Près d'un mois que les cours et tribunaux du Gabon travaillent au ralenti en raison des mouvements de grève lancés le 9 janvier dernier par les greffiers puis le 13 du même mois par les magistrats. Et voilà qu'éclate une controverse autour d'un élément essentiel du droit de grève : le service minimum
En effet, dans une communication datant du 6 février, le ministre de la Justice, garde des Sceaux, Paul-Marie Gondjout s'est plaint du non-respect du service minimum par les grévistes. Selon lui, " le service minimum n'est pas suivi à la lettre par les personnels concernés, conformément à la loi n° 18/92 du 18 mai 1993 fixant les conditions et le fonctionnement des organisations syndicales des agents de l'Etat.". Non sans pointer du doigt ceux qui enfreignent cette disposition : " C'est le cas du Syndicat national des greffiers (Synagref) et du Syndicat des greffiers du Gabon (SGG) qui refusent systématiquement de travailler selon le service minimum conçu par la tutelle et transmis aux chefs des juridictions chargés de veiller à l'application stricte des dispositions légales en matière de droit de grève ".
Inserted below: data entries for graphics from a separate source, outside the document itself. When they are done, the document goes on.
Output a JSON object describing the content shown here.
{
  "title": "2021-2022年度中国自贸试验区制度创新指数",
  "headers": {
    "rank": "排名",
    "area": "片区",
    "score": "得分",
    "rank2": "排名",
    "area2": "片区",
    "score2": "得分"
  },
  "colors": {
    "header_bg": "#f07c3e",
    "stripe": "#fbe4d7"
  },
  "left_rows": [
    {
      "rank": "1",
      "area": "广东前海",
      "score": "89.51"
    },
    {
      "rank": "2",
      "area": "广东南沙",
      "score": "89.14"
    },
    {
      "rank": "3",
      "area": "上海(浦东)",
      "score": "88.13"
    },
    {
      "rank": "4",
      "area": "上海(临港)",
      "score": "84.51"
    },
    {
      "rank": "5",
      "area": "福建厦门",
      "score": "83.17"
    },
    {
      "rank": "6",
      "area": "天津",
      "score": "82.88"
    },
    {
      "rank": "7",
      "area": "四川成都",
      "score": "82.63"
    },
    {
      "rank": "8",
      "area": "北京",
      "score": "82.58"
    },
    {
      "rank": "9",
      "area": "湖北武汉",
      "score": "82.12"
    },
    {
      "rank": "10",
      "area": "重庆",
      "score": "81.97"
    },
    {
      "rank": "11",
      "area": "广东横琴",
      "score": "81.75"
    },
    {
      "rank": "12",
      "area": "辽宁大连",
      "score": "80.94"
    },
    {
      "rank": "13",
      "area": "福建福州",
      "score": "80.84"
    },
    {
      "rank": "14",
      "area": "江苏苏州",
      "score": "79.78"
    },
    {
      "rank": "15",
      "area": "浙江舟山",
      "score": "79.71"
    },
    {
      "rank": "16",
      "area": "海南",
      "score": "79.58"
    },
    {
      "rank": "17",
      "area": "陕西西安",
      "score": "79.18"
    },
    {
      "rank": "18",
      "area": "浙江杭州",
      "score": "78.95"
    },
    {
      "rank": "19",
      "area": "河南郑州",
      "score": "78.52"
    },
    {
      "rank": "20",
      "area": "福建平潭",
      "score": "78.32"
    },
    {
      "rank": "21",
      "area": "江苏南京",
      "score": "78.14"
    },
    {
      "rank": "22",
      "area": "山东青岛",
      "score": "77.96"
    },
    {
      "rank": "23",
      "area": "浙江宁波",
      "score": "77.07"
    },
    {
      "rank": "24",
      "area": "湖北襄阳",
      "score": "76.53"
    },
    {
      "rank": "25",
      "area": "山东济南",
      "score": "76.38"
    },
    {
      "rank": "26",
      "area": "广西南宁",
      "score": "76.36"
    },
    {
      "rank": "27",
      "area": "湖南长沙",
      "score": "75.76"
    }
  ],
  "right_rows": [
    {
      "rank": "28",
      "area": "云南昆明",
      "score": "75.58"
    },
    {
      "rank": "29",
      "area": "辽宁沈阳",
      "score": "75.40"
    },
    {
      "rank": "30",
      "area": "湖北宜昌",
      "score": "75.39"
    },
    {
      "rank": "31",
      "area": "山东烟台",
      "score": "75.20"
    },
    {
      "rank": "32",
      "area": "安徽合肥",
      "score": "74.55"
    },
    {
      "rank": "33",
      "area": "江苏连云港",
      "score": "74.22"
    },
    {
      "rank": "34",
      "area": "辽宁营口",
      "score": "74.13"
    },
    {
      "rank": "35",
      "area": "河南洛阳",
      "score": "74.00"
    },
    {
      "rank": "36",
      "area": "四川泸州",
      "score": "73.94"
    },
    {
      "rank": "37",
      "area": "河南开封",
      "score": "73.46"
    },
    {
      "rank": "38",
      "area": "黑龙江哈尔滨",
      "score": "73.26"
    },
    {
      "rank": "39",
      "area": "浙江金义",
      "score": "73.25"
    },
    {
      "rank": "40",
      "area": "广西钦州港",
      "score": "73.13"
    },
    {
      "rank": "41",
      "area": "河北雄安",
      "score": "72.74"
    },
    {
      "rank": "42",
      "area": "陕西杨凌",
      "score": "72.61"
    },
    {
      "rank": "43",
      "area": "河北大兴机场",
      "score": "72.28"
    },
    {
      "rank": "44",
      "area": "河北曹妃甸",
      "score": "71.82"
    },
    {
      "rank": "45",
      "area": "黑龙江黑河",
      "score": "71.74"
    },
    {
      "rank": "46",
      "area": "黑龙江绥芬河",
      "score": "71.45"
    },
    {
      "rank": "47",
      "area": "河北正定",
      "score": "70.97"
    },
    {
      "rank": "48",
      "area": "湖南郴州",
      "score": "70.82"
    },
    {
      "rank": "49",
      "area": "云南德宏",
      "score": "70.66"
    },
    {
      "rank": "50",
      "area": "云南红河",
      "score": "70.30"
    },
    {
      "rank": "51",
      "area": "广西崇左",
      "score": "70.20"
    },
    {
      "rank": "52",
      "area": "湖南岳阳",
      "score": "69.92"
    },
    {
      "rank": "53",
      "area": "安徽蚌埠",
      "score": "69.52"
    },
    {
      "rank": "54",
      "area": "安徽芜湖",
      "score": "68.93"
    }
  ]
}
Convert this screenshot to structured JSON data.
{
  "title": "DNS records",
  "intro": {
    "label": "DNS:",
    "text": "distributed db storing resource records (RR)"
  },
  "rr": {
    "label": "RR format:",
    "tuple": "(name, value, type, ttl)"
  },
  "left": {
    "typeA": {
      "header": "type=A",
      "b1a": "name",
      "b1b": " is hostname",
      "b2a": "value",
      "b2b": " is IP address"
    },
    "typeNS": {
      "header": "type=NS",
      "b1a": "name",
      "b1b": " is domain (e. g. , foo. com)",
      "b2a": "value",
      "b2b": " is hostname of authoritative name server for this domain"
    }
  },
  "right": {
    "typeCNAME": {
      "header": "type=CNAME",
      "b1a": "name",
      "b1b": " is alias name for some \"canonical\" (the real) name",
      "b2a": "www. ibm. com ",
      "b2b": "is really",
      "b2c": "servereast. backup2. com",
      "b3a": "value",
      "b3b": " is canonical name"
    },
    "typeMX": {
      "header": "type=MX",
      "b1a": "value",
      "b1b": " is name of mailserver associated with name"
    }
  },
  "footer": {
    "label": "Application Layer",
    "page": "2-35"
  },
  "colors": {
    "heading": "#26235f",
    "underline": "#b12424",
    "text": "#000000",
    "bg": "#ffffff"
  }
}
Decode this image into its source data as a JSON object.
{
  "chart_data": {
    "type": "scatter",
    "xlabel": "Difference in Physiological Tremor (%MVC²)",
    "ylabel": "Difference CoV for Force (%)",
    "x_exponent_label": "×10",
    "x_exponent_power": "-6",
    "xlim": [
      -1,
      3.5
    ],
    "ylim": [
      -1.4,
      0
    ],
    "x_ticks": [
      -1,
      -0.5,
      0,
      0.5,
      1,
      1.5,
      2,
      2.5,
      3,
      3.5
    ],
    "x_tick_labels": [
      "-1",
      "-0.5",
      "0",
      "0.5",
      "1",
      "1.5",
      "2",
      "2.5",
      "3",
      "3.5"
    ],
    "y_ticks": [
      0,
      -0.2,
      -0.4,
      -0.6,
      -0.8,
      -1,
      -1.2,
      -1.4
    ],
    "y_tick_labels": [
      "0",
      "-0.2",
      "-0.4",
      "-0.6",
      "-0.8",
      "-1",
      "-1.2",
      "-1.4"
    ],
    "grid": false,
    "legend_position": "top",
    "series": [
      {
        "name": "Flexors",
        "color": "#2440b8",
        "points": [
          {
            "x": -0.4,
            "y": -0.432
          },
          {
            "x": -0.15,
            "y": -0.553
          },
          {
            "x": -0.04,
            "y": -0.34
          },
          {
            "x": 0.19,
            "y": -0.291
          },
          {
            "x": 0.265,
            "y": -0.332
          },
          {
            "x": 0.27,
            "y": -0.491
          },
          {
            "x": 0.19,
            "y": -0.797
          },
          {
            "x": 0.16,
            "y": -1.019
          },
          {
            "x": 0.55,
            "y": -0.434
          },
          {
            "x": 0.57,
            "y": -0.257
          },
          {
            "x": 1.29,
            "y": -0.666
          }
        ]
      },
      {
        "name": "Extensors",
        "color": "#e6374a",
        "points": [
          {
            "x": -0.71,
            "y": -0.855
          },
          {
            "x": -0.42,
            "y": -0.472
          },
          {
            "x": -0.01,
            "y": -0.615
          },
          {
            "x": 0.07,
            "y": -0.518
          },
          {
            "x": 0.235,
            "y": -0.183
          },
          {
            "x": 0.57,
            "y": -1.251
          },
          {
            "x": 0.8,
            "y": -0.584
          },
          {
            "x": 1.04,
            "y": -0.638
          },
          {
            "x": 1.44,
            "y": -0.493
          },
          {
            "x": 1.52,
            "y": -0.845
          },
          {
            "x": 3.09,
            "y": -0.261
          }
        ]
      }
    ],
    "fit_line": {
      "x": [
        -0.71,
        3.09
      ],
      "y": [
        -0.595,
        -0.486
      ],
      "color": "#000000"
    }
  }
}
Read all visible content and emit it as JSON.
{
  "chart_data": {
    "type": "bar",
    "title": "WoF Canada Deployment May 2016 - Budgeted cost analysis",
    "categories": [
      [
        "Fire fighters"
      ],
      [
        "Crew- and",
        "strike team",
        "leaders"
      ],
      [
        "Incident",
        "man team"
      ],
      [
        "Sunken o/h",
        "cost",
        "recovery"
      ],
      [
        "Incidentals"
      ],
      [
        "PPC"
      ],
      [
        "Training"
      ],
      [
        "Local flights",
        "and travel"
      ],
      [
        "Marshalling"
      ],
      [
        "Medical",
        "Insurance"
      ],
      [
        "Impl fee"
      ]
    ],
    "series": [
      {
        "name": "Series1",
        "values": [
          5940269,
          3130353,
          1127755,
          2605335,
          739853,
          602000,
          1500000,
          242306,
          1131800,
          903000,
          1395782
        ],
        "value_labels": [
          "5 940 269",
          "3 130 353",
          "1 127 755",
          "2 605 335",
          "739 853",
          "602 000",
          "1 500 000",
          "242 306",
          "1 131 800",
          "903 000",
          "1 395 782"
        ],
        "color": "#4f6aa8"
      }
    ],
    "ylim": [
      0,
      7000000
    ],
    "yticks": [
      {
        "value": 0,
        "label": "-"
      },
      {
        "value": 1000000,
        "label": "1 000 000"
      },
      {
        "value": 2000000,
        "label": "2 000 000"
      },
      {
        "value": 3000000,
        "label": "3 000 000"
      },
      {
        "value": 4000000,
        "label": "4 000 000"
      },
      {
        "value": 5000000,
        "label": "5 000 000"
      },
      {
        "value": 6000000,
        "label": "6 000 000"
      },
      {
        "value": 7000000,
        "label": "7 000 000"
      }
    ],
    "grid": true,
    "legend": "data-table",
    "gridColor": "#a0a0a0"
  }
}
Une accusation que réfutent dans leur ensemble les deux corporations du corps judiciaire en grève. Lesquelles y voient plutôt de la part de la tutelle une volonté sournoise de les diviser pour mieux régner. À cet effet, lors du point de presse tenu hier au tribunal de première instance de Libreville, le Synamag a rappelé, concernant les deux dispositions légales citées en référence par le garde des Sceaux au sujet du service minimum, à savoir la loi n° 1/2005 du 4 février 2005 et la loi n° 18/92 du 18 mai 1993 que "si le premier texte à vocation générale prévoit qu'en cas de grève le service minimum est organisé par la ligne hiérarchique, le second quant à lui, à vocation spéciale, prévoit qu'en cas de grève, le service minimum est organisé par le ou les organisations syndicales concernées".
Avant de poursuivre : "Or en vertu d'un principe général de droit applicable en toutes matières, lorsqu'une situation de fait est régie par deux cadres juridiques, l'un général et l'autre spécial, le cadre juridique spécial l'emporte sur le cadre général et s'applique à titre exclusif".
Un véritable cours de droit fait aux profanes pour indiquer que le service minimum observé depuis le début de leur mouvement est celui instauré par les syndicalistes, conformément aux dispositions légales susmentionnées.
C'est pourquoi, sachant que nul n'est censé ignorer la loi et encore moins le ministre de tutelle, les grévistes estiment que "cet argument juridico-administratif de la tutelle dont la fin inavouée est une démobilisation des grévistes sous couvert d'une menace voilée de suspension de solde ne peut prospérer dans un État de droit".
Aussi ont-ils non seulement appelé leurs collègues à rester mobilisés jusqu'au bout mais également lancé un appel au chef de l'État. "Nous vous demandons solennellement de respecter la parole donnée et de permettre à la justice gabonaise d'être indépendante et efficace", ont-ils martelé.
Pour nous rendre compte de visu de la situation, une équipe de L'Union s'est rendue hier au tribunal de Libreville.
Les couloirs étaient bondés de monde. Les bureaux d'établissement des extraits de casier judiciaire pris d assaut par de nombreuses personnes, pour la plupart des postulants aux différents concours à venir. Plus loin devant la porte 10, chargée des questions de succession, plusieurs personnes attendaient chacune son tour pour s'enquérir de leurs situations. Les agents étaient vraisemblablement à leurs postes conformément au dispositif du service minimum.